Everywhere is miles away from everywhere. As America makes England look like
Toytown, Moscow dwarfs anywhere I have seen in the USA and it makes London look
like the land of Tom Thumb.
Up on the
11th floor of our host’s city in the sky block, I was courteously invited in
and introduced to Victor’s wife, Luba.
Shoes are
always removed immediately and slippers are offered to guests.
The view
from each window is one of millions of other skydwellers staring back at one.

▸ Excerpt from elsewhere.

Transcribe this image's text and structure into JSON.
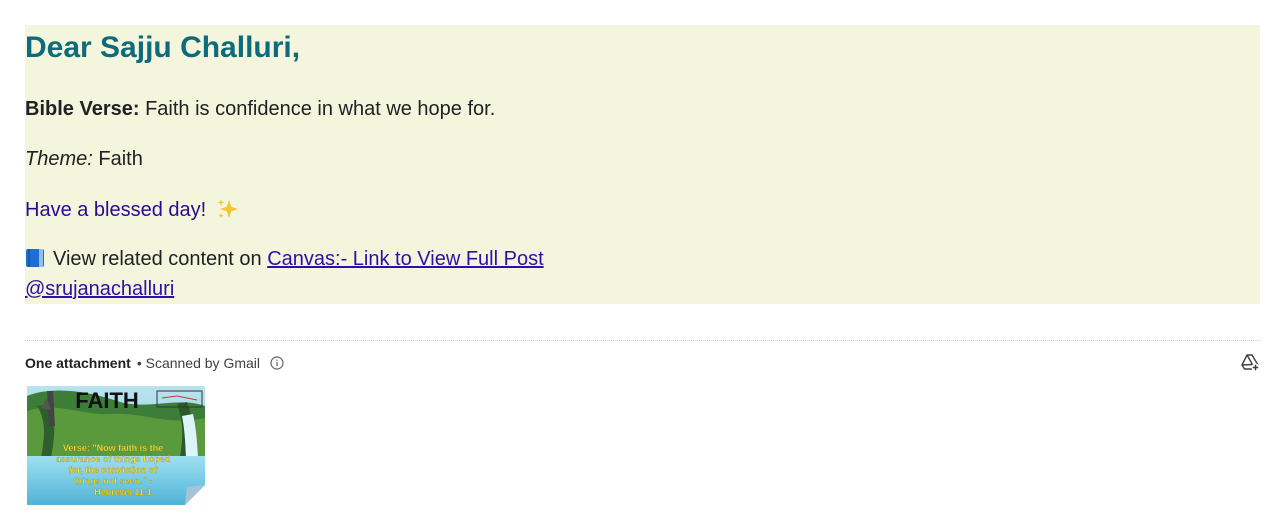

Their skydwellings stride out like Potsdam Giants, out into the night and
across the endless steppes of Russia.
On the
table was spread a kind of substantial tapas of at least twenty different
dishes - salted cabbage, gherkins, salted tomatoes, olives, potatoes, salads,
chicken, pickled mushrooms, pasta packets of mince....and beside me, and each
of us, a vodka glass.
It is
important to drink vodka down in one. And eat.
The host is
obliged to refill your glass immediately.
And I am
obliged to eat.
And drink
my vodka down in one.
And eat.
Our host
was not insensitive, but a feast had been laid out, a fatted calf had been
killed.
We must
eat, and the salt made me thirsty, so although it is not compulsory to drink
the compulsorily filled vodka glass, I did, and it was filled again, and I ate,
and was thirsty again.....
The feast
of Balshazzar appeared as a blurred memory trace in what was left of my
operating mind.
I saw the
prophetic words write themselves upon the wall opposite ; ‘ Thou hast been
weighed in the balance, and found wanting!
If I had
been weighed the scale would have shown me to have put on a few kilos.
But I
interpreted these immortal words as a challenge, and did not decline as more
food was offered.
The vodka
was soaked up by the food, which was delicious, so despite the fact that we had
emptied a large bottle between four of us, we were mellow rather than drunk.
It is bad
form in Russia to drink on an empty stomach and to lose control of one’s
tongue.
The
Russians like conversation as well as chatter and gossip, and drunken
blathering is an affront to one’s host.
I realise
that it probably is bad form everywhere, but somehow drunkenness has become
more acceptable in London in polite circles, and somehow, although there is no
shortage of drunkenness in Russia or anywhere, it just isn’t here.
Our hosts
had loved their time in London.
A bottle of
Bushmills Irish whiskey was produced, but we were all so replete that it
couldn’t penetrate the dense lining that our stomache’s enjoyed and we remained
happily mellow.
It was
time, after a few spoonfuls of jam, made, like all the rest of the food, from
produce grown in the garden of their dacha, to leave.
After much
warm shaking of hands and uninhibited hugging, we were out into the vast forest
of skytowns and down into the roaring rushing metro and home.
A wonderful evening.
Loving the blog Mark, keep up the good work.